发布时间: 2017-06-16
DOI: 10.11834/jig.160583
2017 | Volume 22 | Number 6




expand article info 万源, 史莹, 陈晓丽
武汉理工大学理学院, 武汉 430070


目的 稀疏编码是图像特征表示的有效方法,但不足之处是编码不稳定,即相似的特征可能会被编码成不同的码字。且在现有的图像分类方法中,图像特征表示和图像分类是相互独立的过程,提取的图像特征并没有有效保留图像特征之间的语义联系。针对这两个问题,提出非负局部Laplacian稀疏编码和上下文信息的图像分类算法。 方法 图像特征表示包含两个阶段,第一阶段利用非负局部的Laplacian稀疏编码方法对局部特征进行编码,并通过最大值融合得到原始的图像表示,从而有效改善编码的不稳定性;第二阶段在所有图像特征表示中随机选择部分图像生成基于上下文信息的联合空间,并通过分类器将图像映射到这些空间中,将映射后的特征表示作为最终的图像表示,使得图像特征之间的上下文信息更多地被保留。 结果 在4个公共的图像数据集Corel-10、Scene-15、Caltech-101以及Caltech-256上进行仿真实验,并和目前与稀疏编码相关的算法进行实验对比,分类准确率提高了约3%~18%。 结论 本文提出的非负局部Laplacian稀疏编码和上下文信息的图像分类算法,改善了编码的不稳定性并保留了特征之间的相互依赖性。实验结果表明,该算法与现有算法相比的分类效果更好。另外,该方法也适用于图像分割、标注以及检索等计算机视觉领域的应用。

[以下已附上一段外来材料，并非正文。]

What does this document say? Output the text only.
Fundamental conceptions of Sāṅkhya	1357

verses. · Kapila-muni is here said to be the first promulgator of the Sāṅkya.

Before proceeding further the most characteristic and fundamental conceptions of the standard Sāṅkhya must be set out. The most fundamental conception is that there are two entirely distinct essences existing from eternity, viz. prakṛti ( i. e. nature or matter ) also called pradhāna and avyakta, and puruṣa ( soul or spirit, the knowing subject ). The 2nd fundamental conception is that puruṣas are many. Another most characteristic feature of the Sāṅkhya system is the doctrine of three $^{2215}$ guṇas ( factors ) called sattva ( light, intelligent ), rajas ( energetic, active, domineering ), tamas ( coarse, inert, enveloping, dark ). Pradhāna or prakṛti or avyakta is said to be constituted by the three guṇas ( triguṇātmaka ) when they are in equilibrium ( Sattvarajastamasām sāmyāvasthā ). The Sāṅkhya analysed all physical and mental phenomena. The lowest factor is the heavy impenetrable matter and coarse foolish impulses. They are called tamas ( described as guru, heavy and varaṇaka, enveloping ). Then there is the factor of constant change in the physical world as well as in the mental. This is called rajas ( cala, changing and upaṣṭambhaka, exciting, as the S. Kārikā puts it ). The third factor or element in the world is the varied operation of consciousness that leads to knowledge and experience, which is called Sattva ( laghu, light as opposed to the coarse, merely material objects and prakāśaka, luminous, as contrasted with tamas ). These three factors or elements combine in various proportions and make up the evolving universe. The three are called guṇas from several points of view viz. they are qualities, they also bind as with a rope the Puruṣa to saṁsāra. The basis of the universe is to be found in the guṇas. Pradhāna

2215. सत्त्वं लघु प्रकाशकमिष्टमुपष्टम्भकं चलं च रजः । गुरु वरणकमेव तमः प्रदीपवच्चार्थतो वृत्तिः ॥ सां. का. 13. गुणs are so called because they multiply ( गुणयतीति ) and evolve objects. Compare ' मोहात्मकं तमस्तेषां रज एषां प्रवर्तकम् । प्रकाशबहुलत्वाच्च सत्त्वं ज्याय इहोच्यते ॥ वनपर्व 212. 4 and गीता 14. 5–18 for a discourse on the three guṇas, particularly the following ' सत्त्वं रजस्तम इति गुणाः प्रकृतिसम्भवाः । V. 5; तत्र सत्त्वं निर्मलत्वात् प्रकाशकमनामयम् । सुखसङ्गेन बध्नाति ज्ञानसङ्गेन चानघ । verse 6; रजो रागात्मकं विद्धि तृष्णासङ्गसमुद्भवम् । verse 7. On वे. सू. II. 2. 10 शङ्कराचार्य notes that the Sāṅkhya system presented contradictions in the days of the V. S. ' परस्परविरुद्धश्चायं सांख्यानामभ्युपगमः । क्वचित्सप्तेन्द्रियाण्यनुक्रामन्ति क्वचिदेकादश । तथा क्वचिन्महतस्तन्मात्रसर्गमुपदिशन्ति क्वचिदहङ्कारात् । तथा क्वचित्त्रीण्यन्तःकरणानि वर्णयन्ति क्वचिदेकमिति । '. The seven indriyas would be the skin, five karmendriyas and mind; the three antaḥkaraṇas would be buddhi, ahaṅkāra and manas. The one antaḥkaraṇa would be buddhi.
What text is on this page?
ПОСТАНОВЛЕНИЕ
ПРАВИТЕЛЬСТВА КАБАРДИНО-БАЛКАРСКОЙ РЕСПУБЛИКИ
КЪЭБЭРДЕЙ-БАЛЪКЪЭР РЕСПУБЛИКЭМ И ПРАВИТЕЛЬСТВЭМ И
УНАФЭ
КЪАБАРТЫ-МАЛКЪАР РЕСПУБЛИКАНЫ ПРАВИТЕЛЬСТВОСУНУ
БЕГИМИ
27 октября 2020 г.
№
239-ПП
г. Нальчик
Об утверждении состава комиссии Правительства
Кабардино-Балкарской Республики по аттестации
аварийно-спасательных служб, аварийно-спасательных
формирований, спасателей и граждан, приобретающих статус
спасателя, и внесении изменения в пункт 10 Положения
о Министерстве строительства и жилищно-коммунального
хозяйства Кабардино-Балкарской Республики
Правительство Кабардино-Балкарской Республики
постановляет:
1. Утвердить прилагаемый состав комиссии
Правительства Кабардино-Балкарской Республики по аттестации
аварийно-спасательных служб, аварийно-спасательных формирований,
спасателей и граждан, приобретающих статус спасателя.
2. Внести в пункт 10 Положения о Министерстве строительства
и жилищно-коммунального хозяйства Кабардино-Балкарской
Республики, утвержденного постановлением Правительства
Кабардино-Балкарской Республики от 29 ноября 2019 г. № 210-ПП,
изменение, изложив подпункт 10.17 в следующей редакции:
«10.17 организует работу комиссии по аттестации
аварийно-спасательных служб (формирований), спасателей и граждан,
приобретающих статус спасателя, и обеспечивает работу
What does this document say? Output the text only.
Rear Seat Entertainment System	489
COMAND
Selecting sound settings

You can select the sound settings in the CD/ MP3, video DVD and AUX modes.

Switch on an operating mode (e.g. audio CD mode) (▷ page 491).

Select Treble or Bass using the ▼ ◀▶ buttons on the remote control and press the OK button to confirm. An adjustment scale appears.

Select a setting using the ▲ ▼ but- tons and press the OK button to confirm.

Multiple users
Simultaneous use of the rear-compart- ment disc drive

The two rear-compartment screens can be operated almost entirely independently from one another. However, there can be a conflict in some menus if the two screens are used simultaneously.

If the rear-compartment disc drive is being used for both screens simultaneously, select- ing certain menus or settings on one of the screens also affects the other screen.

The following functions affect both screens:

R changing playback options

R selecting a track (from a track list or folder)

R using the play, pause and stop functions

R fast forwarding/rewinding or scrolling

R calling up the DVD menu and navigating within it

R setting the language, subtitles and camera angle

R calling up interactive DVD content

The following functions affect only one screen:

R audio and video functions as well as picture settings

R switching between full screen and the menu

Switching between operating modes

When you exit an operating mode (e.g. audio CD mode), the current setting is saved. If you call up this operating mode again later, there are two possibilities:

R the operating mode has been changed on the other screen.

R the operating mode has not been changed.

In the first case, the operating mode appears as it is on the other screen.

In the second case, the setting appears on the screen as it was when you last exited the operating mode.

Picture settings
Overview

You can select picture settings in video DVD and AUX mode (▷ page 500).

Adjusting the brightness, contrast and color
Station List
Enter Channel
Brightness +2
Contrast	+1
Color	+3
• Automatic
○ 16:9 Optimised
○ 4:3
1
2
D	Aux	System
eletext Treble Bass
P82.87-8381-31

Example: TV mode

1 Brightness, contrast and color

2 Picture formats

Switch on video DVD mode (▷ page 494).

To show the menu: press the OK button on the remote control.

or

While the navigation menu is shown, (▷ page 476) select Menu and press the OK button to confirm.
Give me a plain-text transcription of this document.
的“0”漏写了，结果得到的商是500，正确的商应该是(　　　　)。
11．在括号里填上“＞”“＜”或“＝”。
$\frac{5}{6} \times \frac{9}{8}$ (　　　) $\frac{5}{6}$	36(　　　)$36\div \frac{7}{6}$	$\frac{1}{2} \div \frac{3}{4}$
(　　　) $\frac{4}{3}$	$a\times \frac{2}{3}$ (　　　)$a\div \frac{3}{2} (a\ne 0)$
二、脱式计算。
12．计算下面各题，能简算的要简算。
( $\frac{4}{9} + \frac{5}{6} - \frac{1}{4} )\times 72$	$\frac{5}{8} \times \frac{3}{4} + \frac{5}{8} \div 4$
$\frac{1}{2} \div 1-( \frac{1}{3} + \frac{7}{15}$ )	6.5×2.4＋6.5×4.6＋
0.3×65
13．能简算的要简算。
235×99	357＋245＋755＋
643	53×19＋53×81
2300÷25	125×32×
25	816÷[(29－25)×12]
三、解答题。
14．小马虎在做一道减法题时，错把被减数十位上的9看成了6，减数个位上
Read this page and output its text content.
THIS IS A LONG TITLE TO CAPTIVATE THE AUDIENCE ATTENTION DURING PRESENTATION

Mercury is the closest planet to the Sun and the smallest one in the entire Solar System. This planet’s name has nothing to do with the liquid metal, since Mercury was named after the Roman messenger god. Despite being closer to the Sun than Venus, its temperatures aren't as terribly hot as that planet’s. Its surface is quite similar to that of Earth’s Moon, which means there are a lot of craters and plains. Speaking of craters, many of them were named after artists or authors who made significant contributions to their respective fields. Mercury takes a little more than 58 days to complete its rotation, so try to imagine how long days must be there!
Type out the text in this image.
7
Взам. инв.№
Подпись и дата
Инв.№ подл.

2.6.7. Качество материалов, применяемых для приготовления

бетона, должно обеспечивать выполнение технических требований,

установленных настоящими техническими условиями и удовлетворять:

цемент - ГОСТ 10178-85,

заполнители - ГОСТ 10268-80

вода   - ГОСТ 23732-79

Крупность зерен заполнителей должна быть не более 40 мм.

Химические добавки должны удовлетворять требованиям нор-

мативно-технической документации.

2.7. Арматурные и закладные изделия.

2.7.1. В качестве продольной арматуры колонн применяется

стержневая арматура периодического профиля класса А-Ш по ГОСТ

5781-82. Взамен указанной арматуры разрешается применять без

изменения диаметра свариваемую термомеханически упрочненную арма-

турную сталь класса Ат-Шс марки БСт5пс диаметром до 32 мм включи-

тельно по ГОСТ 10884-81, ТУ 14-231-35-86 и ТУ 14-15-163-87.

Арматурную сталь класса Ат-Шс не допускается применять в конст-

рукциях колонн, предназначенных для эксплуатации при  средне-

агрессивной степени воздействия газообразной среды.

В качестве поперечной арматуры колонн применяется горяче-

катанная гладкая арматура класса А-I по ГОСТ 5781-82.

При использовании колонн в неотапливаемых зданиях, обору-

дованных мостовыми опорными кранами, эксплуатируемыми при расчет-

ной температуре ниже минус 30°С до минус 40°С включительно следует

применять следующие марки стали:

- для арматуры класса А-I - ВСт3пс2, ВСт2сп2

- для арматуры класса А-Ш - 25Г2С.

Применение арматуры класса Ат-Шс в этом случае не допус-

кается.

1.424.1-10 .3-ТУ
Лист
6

稀疏编码; 非负局部Laplacian稀疏编码; 最大值融合; 图像表示; 上下文信息; 联合空间

Image classification with non-negative and local Laplacian sparse coding and context information
expand article info Wan Yuan, Shi Ying, Chen Xiaoli
School of Science, Wuhan University of Technology, Wuhan 430070, China
Supported by: National Natural Science Foundation of China(91324201, 81271513)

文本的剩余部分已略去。